Jón Ólafur Ólafsson is an architect. His firm, Batteríid, is tucked away in a nondescript building in the gentrified former fishing village of Hafnarfjördur, where rent is cheaper than in central Reykjavik, eight kilometres away. Over a lethal macchiato, Ólafsson explained that since projects ranging from luxury high-rises to glam corporate headquarters have dried up, the architecture sector has become one of the hardest hit since the crisis began last autumn. Batteríid laid off a third of its employees, and of the twenty still left only half are working full time.
Yet Ólafsson is optimistic. Like his ancestors, he has looked to Canada. This spring, along with Winnipeg partners Cibinel Architects, Batteríid won a contract, its first outside Iceland, to design and construct a $40-million aquatic, wellness, and performing arts centre in Gimli, Manitoba (population 6,000). Gimli remains the unofficial capital of “New Iceland,” as the immigrants called it, and Manitoba is home to the world’s largest population of Icelanders outside of Iceland. Gimli’s mayor, Tammy Axelsson, is fluent in Icelandic, and the people retain strong ties to their ancestral land.
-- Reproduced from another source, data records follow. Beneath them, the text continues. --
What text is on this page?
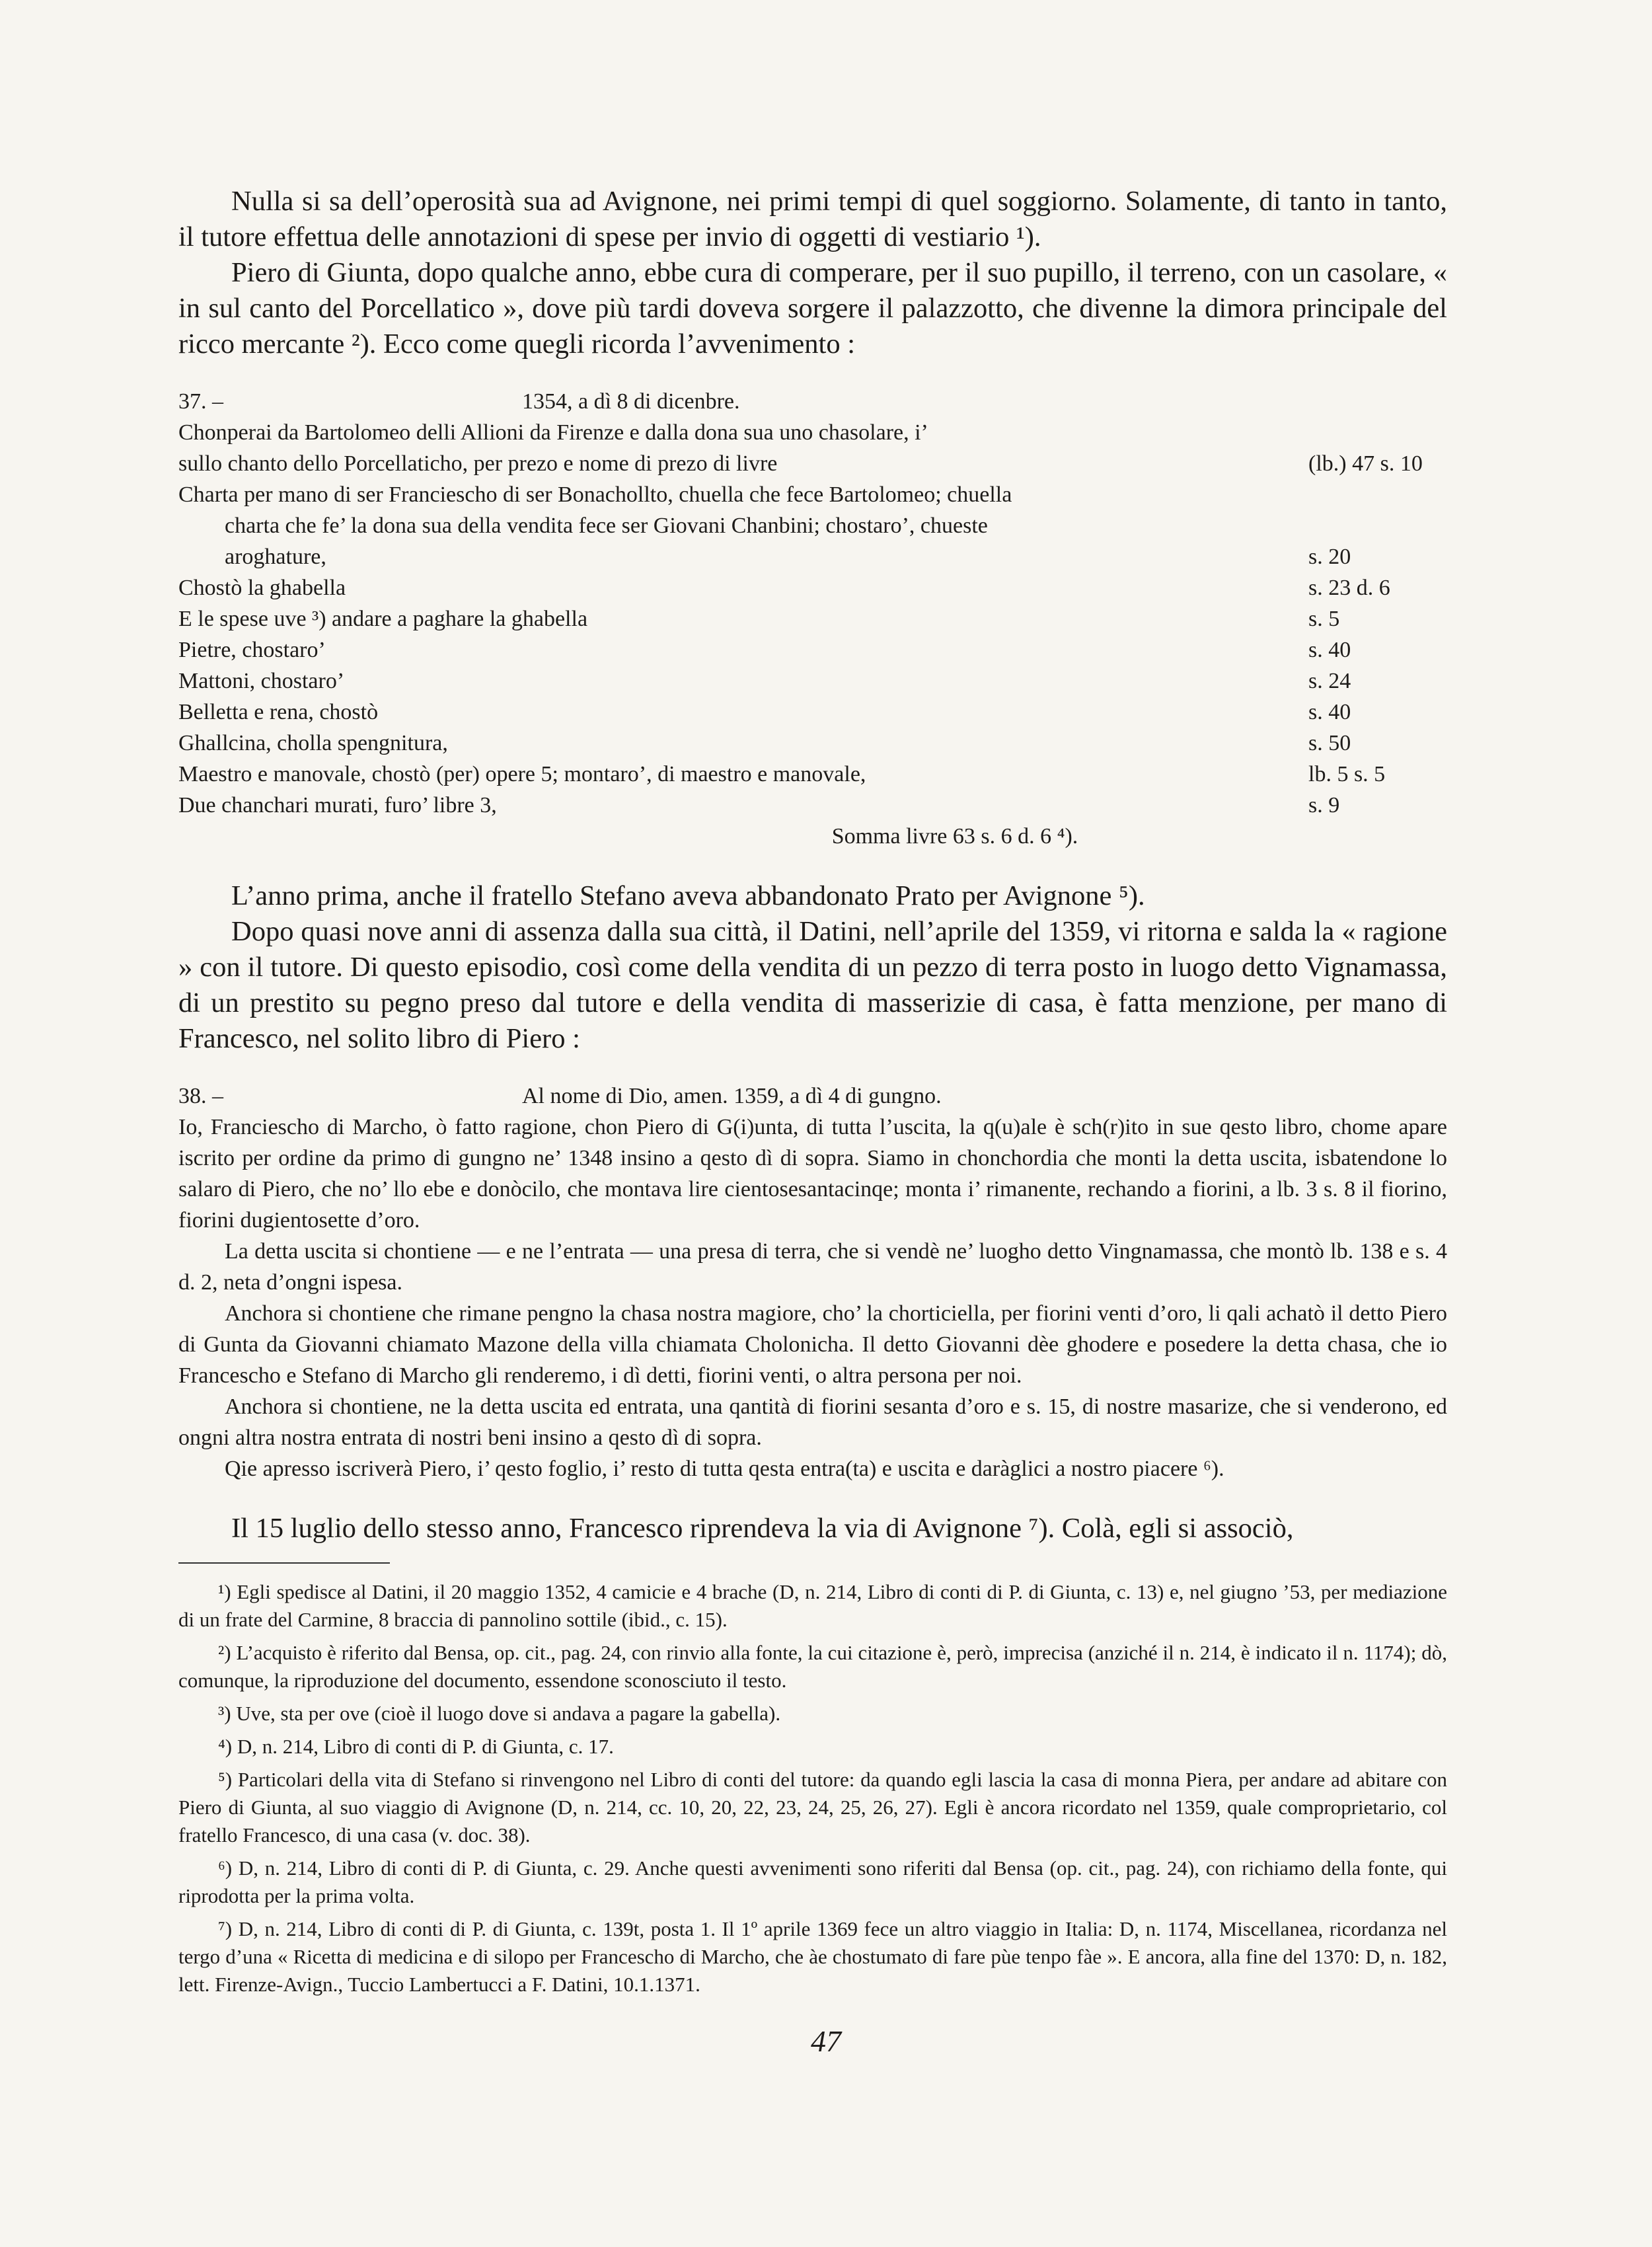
Nulla si sa dell’operosità sua ad Avignone, nei primi tempi di quel soggiorno. Solamente, di tanto in tanto, il tutore effettua delle annotazioni di spese per invio di oggetti di vestiario ¹).

Piero di Giunta, dopo qualche anno, ebbe cura di comperare, per il suo pupillo, il terreno, con un casolare, « in sul canto del Porcellatico », dove più tardi doveva sorgere il palazzotto, che divenne la dimora principale del ricco mercante ²). Ecco come quegli ricorda l’avvenimento :

37. –	1354, a dì 8 di dicenbre.
Chonperai da Bartolomeo delli Allioni da Firenze e dalla dona sua uno chasolare, i’
sullo chanto dello Porcellaticho, per prezo e nome di prezo di livre	(lb.) 47 s. 10
Charta per mano di ser Franciescho di ser Bonachollto, chuella che fece Bartolomeo; chuella
charta che fe’ la dona sua della vendita fece ser Giovani Chanbini; chostaro’, chueste
aroghature,	s. 20
Chostò la ghabella	s. 23 d. 6
E le spese uve ³) andare a paghare la ghabella	s. 5
Pietre, chostaro’	s. 40
Mattoni, chostaro’	s. 24
Belletta e rena, chostò	s. 40
Ghallcina, cholla spengnitura,	s. 50
Maestro e manovale, chostò (per) opere 5; montaro’, di maestro e manovale,	lb. 5 s. 5
Due chanchari murati, furo’ libre 3,	s. 9
Somma livre 63 s. 6 d. 6 ⁴).

L’anno prima, anche il fratello Stefano aveva abbandonato Prato per Avignone ⁵).

Dopo quasi nove anni di assenza dalla sua città, il Datini, nell’aprile del 1359, vi ritorna e salda la « ragione » con il tutore. Di questo episodio, così come della vendita di un pezzo di terra posto in luogo detto Vignamassa, di un prestito su pegno preso dal tutore e della vendita di masserizie di casa, è fatta menzione, per mano di Francesco, nel solito libro di Piero :

38. –	Al nome di Dio, amen. 1359, a dì 4 di gungno.
Io, Franciescho di Marcho, ò fatto ragione, chon Piero di G(i)unta, di tutta l’uscita, la q(u)ale è sch(r)ito in sue qesto libro, chome apare iscrito per ordine da primo di gungno ne’ 1348 insino a qesto dì di sopra. Siamo in chonchordia che monti la detta uscita, isbatendone lo salaro di Piero, che no’ llo ebe e donòcilo, che montava lire cientosesantacinqe; monta i’ rimanente, rechando a fiorini, a lb. 3 s. 8 il fiorino, fiorini dugientosette d’oro.
La detta uscita si chontiene — e ne l’entrata — una presa di terra, che si vendè ne’ luogho detto Vingnamassa, che montò lb. 138 e s. 4 d. 2, neta d’ongni ispesa.
Anchora si chontiene che rimane pengno la chasa nostra magiore, cho’ la chorticiella, per fiorini venti d’oro, li qali achatò il detto Piero di Gunta da Giovanni chiamato Mazone della villa chiamata Cholonicha. Il detto Giovanni dèe ghodere e posedere la detta chasa, che io Francescho e Stefano di Marcho gli renderemo, i dì detti, fiorini venti, o altra persona per noi.
Anchora si chontiene, ne la detta uscita ed entrata, una qantità di fiorini sesanta d’oro e s. 15, di nostre masarize, che si venderono, ed ongni altra nostra entrata di nostri beni insino a qesto dì di sopra.
Qie apresso iscriverà Piero, i’ qesto foglio, i’ resto di tutta qesta entra(ta) e uscita e daràglici a nostro piacere ⁶).

Il 15 luglio dello stesso anno, Francesco riprendeva la via di Avignone ⁷). Colà, egli si associò,

¹) Egli spedisce al Datini, il 20 maggio 1352, 4 camicie e 4 brache (D, n. 214, Libro di conti di P. di Giunta, c. 13) e, nel giugno ’53, per mediazione di un frate del Carmine, 8 braccia di pannolino sottile (ibid., c. 15).

²) L’acquisto è riferito dal Bensa, op. cit., pag. 24, con rinvio alla fonte, la cui citazione è, però, imprecisa (anziché il n. 214, è indicato il n. 1174); dò, comunque, la riproduzione del documento, essendone sconosciuto il testo.

³) Uve, sta per ove (cioè il luogo dove si andava a pagare la gabella).

⁴) D, n. 214, Libro di conti di P. di Giunta, c. 17.

⁵) Particolari della vita di Stefano si rinvengono nel Libro di conti del tutore: da quando egli lascia la casa di monna Piera, per andare ad abitare con Piero di Giunta, al suo viaggio di Avignone (D, n. 214, cc. 10, 20, 22, 23, 24, 25, 26, 27). Egli è ancora ricordato nel 1359, quale comproprietario, col fratello Francesco, di una casa (v. doc. 38).

⁶) D, n. 214, Libro di conti di P. di Giunta, c. 29. Anche questi avvenimenti sono riferiti dal Bensa (op. cit., pag. 24), con richiamo della fonte, qui riprodotta per la prima volta.

⁷) D, n. 214, Libro di conti di P. di Giunta, c. 139t, posta 1. Il 1º aprile 1369 fece un altro viaggio in Italia: D, n. 1174, Miscellanea, ricordanza nel tergo d’una « Ricetta di medicina e di silopo per Franceschо di Marcho, che àe chostumato di fare pùe tenpo fàe ». E ancora, alla fine del 1370: D, n. 182, lett. Firenze-Avign., Tuccio Lambertucci a F. Datini, 10.1.1371.

47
Hafnarfjördur is famous for having one of Iceland’s largest settlements of elves, dwarves and other mystical beings, which (translating from the Icelandic) are collectively called “Hidden Folk.” Centuries-old folklore has it that whole clans of such beings reside in the rocks that make up part of the town’s centre. We do not doubt this at all … Hidden Folk enjoy a certain regard, and nowhere more so than in Hafnarfjördur. There is even a Hidden Worlds tour that takes you to their home sites, stopping at places like Hellisgerdi park and the base of the cliff Hamarinn, which is said to be home to the Royal Family of the Hidden Folk.But Ólafsson and his colleagues are not moving house — just ideas. Instead of queuing up for visas and plowing through masses of immigration forms, they breeze in on Skype. Call it virtual immigration: Batteríid can visit Canada on a regular basis but complete its major work remotely from Iceland, thereby ensuring its survival.